Mother of Invention

6 Things Invented in Aspen

The Aspen Ideas Festival gets the buzz today, but we've been home to innovation for decades.

By Catherine Lutz June 1, 2018 Published in the Summer 2018 issue of Aspen Sojourner

The campus of the Aspen Institute, founded here in 1949

Image: Lane Rasberry

Brunton Pocket Transit Compass

Date of birth: 1894
Origin story: Whether or not he got the idea from his extensive work in Aspen’s mines, engineer David W. Brunton revolutionized the industry with this enhanced compass, which combines the functions of multiple surveying tools into one handy, accurate pocket device. (Sound familiar, iPhone users?)
Impact: Still widely employed today by geologists, engineers, foresters, and archeologists, the Pocket Transit has had myriad historical uses, from wayfinding in World War I trenches to surveying Aspen’s first lift alignments.

Down Sportswear

Date of birth: 1948
Origin story: Lift rides were long and cold in 1940s Aspen, cutting short ski vacations and business for ski instructors. One of those instructors, Klaus Obermeyer, fashioned a warm ski coat out of his down comforter—and made his first sale to a client, the actor Gary Cooper.
Impact: Down became a staple in outdoor sportswear, and Obermeyer, at 98, still leads his eponymous snow sports clothing company.

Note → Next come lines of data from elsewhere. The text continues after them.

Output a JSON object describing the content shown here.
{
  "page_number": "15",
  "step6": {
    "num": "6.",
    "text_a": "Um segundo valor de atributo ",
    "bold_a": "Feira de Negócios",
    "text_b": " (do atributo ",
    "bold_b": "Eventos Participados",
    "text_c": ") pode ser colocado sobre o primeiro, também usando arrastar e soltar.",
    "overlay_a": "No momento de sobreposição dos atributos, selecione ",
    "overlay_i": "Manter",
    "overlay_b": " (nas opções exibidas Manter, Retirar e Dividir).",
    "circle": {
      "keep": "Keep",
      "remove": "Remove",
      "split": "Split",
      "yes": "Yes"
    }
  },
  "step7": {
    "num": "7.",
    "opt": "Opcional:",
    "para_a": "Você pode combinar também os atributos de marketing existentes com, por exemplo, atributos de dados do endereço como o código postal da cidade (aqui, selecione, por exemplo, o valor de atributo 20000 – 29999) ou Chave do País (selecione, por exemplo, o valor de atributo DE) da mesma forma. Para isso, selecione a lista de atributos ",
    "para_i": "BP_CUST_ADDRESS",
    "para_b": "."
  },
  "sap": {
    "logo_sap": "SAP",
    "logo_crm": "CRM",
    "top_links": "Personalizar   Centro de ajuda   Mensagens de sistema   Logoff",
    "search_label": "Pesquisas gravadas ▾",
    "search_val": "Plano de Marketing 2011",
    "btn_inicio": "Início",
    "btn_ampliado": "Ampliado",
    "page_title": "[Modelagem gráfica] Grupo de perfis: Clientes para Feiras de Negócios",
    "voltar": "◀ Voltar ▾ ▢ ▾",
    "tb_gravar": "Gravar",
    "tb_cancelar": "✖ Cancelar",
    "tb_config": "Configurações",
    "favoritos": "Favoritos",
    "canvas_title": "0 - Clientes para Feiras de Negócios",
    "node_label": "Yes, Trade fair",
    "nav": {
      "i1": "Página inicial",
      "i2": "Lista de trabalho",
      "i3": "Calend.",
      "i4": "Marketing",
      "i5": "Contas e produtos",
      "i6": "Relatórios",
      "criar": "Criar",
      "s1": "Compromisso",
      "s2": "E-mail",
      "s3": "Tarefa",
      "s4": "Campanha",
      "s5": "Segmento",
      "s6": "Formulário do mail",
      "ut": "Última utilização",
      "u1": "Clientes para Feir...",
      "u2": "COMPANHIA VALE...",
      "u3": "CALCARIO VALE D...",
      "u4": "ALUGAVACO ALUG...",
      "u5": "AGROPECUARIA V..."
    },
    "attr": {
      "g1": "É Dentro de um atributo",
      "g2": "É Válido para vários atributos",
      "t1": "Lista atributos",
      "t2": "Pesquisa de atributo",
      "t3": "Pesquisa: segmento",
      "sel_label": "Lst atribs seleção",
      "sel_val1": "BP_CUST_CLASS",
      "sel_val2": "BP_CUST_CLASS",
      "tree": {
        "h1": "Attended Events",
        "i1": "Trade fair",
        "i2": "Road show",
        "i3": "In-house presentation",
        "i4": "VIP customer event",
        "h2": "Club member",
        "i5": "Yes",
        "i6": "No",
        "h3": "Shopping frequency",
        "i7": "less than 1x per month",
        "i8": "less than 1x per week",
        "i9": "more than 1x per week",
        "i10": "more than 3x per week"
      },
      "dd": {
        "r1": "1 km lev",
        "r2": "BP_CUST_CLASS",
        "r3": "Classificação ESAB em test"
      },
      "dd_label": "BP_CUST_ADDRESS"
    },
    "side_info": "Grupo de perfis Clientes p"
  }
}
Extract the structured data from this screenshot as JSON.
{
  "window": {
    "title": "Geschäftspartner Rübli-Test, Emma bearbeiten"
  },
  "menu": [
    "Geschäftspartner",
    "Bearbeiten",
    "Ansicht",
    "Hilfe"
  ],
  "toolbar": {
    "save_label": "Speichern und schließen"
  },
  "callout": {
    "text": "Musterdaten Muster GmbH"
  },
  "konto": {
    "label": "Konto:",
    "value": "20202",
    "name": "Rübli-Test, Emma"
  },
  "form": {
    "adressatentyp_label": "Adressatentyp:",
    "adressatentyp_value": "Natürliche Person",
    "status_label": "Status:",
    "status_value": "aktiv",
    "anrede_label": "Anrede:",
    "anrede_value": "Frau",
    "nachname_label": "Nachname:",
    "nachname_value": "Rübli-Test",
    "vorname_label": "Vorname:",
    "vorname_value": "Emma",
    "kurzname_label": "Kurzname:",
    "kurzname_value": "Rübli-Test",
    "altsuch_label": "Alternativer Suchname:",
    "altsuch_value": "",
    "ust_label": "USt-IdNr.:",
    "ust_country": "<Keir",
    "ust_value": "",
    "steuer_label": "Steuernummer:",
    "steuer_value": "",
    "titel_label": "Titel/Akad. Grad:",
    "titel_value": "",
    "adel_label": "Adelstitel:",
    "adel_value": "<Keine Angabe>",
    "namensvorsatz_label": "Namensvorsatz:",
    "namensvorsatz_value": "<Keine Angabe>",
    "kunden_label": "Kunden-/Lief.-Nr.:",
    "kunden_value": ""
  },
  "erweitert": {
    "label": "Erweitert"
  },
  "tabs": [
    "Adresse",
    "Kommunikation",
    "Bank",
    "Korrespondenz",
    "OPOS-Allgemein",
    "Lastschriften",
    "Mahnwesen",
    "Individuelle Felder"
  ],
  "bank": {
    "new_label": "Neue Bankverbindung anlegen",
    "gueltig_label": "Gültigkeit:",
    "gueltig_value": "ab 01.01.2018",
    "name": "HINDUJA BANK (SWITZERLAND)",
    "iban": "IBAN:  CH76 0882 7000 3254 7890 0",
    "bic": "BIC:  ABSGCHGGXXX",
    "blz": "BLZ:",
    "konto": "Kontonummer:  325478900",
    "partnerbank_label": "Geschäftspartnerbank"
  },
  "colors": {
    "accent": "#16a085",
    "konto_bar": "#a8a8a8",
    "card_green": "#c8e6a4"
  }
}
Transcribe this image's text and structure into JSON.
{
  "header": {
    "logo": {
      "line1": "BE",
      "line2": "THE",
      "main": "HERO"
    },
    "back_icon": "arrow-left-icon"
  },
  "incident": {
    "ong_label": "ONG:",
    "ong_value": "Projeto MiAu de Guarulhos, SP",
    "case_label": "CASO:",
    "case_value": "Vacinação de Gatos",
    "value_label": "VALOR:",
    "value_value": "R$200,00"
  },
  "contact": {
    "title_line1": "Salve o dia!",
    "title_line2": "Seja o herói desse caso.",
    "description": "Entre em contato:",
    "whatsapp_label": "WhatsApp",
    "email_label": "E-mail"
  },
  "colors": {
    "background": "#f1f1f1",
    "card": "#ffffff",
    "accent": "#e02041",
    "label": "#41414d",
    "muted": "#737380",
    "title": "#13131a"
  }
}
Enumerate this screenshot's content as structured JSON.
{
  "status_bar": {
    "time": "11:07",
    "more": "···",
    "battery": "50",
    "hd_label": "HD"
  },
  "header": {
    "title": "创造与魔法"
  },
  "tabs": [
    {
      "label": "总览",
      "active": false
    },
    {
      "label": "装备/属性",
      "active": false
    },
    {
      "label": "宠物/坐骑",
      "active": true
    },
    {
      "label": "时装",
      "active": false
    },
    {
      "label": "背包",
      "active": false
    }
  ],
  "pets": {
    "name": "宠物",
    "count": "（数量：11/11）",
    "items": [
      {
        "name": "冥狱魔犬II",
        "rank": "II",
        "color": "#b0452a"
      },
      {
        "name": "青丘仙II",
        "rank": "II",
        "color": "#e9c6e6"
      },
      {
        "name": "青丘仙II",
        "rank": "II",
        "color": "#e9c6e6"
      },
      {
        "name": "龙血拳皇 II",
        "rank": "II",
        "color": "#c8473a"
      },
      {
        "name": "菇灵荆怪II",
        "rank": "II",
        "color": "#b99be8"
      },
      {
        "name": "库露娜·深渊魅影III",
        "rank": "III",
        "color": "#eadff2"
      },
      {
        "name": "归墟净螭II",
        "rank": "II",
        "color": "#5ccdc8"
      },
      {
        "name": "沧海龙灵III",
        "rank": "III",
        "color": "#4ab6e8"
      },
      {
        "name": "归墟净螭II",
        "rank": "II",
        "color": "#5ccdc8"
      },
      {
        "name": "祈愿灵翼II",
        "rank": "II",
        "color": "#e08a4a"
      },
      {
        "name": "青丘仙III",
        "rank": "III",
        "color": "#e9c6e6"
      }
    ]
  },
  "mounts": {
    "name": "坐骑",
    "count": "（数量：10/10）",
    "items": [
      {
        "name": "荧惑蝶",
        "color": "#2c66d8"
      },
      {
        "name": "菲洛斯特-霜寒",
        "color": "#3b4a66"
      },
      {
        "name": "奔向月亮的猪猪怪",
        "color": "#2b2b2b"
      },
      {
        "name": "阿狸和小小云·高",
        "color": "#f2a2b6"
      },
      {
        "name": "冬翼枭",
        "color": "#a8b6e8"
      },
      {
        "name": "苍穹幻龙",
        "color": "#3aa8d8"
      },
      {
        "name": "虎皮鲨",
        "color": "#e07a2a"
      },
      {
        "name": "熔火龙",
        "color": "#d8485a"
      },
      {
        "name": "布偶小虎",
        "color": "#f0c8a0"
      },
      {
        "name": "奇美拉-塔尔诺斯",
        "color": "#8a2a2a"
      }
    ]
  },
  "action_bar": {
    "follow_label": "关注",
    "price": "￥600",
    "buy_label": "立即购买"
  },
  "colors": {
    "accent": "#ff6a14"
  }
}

Klaus Obermeyer in an early down jacket. 

Aspen Institute

Date of birth: 1949
Origin story: Chicago industrialist Walter Paepcke attracted internationally renowned artists and thinkers—among 2,000 attendees—to a very sleepy Aspen for the Goethe Bicentennial. The 20-day convocation celebrated global humanism in the post-war era and subsequently inspired the creation of the Aspen Institute for Humanistic Studies.
Impact: Today the Aspen Institute has three US locations and 10 international partners working in 13 countries on values-based leadership and finding common ground to address regional and global challenges.

Workforce Affordable Housing

Date of birth: 1975
Origin story: As Aspen boomed in the early 1970s, affordable housing for workers shrank. County commissioners established the country’s first housing authority to require and incentivize reasonably priced employee homes. Soon, that office started to build such housing, too, creating a secondary market of deed-restricted units insulated from free-market forces.
Impact: North America’s largest program of its kind, the Aspen Pitkin County Housing Authority oversees more than 2,900 rental and ownership units and serves as an example of what—and sometimes what not—to do for other mountain resort communities.

Shaped Skis

Date of birth: 1992
Origin story: Champion windsurfer and Aspen ski instructor Ivan Petkov conceived the shaped ski while watching custom sailboards being carved. At a time when companies were cutting deep sidecuts on race skis, he wasn’t the only one experimenting with an hourglass shape. But Petkov received the patent on the geometry—and within two years sold 1,200 pairs of his S Skis.
Impact: Wider, shaped skis revived a market that had lost ground to snowboards by not only improving carving but allowing for innovations in freestyle and big-mountain skiing. Basically, they made the sport cool again.

River-Specific Stand-up Paddleboard

Date of birth: 2008
Origin story: Inspired by his background in surfing and whitewater kayaking, in 2004 local athlete Charlie MacArthur bought a foam-top longboard and paddle to play with on the Roaring Fork River. Hooked, he and pro surfer Dave Parmenter eventually designed the first river-specific SUP for C4 Waterman.
Impact: MacArthur added SUP instruction to his Aspen Kayak Academy and co-wrote a widely used curriculum for flatwater and whitewater SUP. As paddleboarding’s overall popularity soared (in 2013, it became the outdoor sporting activity with the most first-time participants), river SUPing has gained a firm hold—witness the Stillwater section of the Roaring Fork on any summer day.